A re-engineering of a favorite wintertime soup, Pho bo, or Vietnamese beef noodle soup. Real pho is made from an hours-long simmer of beef bones to make a light beef stock, but this recipe can be made on a weeknight in under an hour.
Feeds four, and requires about 45 minutes to prepare.
For the stock:
1 48 ounce can of College Inn chicken broth
1 14.5 ounce can of College Inn beef broth
1 dried star anise
1 tablespoon of “Three Crab” brand nam pla (fish sauce; in Vietnamese, nuoc mam). Use only excellent quality Thai or Vietnamese fish sauce sold in glass bottles. The cheap supermarket stuff reeks of old fish. Good nam pla has a strong savory smell that is only faintly fishy. Three Crab Fish Sauce is available on Amazon.
2 tablespoons of soy sauce
.5 teaspoon of dried ground galangal
.5 teaspoon ground cinnamon
1 large clove of garlic, sliced
1 cup of water (keeps the broth from getting too strong or reduced)
.5 cup finely sliced celery
3 tablespoons of minced white onion, roasted until just brown
1 tablespoon of fresh ginger, minced and roasted with the onions
Ground black pepper to taste
Roast the onions and ginger until just brown in a toaster oven, or in a sauté pan, then combine all the stock ingredients and bring up to a a boil, then down to a low simmer.
For the noodles:
Capellini (angel hair) pasta
Rice noodles (often sold as “rice sticks”)
Use rice noodles for a more authentic pho. I find the rice noodles too bland, and usually prepare some capellini (angel hair) pasta as an alternative. Cook either or both as directed to be done about 5 minutes before serving the soup. Drain and place in a bowl so guests can assemble their soups themselves.
The beef:
2 filet mignon beef portions
Use a very tender cut of beef like filet mignon. Freeze several filets, then let them thaw partially in the refrigerator so that it is easier to slice into very fine slices. Slice the meat as finely as you can, and set aside. The beef slices are cooked in the final moments before serving by placing them in the bowls of hot soup and noodles. If you add the beef too soon even filet will toughen more than is ideal. The fine slices will cook instantly in the hot broth and stay tender.
Pho bo is normally garnished with fresh vegetable and herb ingredients that, like the beef, are added to the hot broth at the last minute and cook lightly in the soup.
These toppings are traditional for pho:
1 cup finely sliced celery
2 cups of fresh white bean sprouts (canned will do if fresh sprouts are not available)

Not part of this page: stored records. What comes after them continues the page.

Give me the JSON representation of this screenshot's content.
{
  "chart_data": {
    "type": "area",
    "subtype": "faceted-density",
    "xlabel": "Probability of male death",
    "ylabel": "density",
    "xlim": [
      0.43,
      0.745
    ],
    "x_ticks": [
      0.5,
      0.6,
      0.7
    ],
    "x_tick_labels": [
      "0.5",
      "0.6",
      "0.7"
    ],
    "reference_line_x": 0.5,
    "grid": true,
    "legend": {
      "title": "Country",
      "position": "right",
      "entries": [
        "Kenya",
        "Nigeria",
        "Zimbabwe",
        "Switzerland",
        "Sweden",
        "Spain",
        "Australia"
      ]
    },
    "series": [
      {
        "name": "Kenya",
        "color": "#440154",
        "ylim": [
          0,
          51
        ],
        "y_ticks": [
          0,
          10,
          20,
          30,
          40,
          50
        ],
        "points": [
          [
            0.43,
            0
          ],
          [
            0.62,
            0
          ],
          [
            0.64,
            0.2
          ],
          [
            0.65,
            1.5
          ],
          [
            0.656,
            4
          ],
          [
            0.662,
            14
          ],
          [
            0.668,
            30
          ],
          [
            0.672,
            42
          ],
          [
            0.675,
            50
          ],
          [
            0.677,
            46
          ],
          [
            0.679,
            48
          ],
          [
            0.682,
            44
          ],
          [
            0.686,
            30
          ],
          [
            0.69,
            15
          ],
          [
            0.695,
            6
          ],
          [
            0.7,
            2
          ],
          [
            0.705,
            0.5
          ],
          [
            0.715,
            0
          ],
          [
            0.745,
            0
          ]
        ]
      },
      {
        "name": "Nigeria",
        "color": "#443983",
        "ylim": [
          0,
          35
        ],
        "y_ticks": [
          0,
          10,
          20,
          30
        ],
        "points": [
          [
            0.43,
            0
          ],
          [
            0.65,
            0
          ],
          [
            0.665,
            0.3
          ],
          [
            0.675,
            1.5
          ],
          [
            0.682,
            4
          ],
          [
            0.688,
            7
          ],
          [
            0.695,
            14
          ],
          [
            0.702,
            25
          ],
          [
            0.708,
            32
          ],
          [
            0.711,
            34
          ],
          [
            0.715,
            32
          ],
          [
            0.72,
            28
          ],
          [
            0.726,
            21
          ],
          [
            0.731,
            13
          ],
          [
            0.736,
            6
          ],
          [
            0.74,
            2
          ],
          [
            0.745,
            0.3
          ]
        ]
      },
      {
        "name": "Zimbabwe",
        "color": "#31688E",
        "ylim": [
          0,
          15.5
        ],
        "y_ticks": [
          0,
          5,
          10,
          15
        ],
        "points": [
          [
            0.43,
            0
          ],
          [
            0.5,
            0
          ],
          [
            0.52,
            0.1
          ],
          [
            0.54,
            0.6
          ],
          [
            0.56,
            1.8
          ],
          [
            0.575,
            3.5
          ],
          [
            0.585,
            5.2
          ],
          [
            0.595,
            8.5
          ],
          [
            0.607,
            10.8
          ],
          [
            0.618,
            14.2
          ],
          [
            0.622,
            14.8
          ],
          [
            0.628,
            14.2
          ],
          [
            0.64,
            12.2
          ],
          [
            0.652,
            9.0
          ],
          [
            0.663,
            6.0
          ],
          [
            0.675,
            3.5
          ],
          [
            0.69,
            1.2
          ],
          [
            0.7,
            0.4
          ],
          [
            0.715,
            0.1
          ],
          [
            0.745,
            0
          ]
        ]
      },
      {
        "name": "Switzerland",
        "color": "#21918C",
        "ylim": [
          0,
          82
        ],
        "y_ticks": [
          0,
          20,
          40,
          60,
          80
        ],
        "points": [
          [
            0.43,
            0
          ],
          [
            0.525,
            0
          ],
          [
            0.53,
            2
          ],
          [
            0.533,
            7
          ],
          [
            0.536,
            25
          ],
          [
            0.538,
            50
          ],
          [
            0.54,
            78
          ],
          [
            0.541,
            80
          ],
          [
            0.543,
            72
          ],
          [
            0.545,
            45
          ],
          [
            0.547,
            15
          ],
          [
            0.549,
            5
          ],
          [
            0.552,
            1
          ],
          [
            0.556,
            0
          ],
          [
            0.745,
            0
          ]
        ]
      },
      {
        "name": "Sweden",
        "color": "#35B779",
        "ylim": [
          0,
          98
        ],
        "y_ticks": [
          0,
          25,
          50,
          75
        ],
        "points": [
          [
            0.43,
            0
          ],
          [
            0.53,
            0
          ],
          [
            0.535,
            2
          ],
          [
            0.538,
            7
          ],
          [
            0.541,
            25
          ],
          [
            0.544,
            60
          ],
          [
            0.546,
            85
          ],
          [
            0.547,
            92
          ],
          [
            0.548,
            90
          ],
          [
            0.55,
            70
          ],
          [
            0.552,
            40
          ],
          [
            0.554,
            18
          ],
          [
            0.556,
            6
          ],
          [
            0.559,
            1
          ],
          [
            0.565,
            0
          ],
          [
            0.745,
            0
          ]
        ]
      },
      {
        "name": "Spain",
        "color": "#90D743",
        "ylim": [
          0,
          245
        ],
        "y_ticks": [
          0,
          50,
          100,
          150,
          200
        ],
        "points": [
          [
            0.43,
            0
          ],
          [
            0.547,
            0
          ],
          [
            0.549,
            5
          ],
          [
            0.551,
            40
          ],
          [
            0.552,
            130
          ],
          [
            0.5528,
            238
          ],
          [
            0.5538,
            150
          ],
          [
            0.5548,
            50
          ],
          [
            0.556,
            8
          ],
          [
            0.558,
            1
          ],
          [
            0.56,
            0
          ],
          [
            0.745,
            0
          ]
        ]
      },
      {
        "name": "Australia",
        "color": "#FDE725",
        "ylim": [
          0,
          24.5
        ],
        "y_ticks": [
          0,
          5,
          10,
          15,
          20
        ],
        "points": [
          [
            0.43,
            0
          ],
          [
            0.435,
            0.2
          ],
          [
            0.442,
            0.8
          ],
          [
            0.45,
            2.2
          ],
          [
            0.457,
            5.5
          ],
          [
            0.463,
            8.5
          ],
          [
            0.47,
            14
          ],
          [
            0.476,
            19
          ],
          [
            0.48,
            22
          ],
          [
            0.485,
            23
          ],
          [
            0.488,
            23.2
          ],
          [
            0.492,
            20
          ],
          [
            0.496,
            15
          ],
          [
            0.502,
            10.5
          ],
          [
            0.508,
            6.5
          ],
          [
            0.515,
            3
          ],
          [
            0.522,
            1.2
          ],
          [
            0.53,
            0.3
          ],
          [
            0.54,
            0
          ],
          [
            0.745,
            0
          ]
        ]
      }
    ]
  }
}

1 large jalapeño pepper or several whole bird chiles, minced
.5 cup finely sliced fresh basil. Thai basil is ideal, but Italian basil will do.
.5 cups chopped scallions
Pictured here: Broccolini that I lightly blanched in the microwave. Don’t fully cook the broccolini (or other vegetables), as the hot pho broth will finish the cooking.
Many other vegetable ingredients work well with pho, such as finely diced zucchini, thinly-sliced mushrooms, sweet red or green pepper slivers, or shredded carrot. Finely slice the raw vegetables to cook lightly in the broth just as the soup is served.
Final serving:
Bring the broth up to a full rolling boil and then turn off the heat. Quickly place a serving of noodles in each serving bowl, and ladle the hot broth over the noodles. Add the raw beef slices and other ingredients and stir lightly. Eat immediately to keep the beef tender.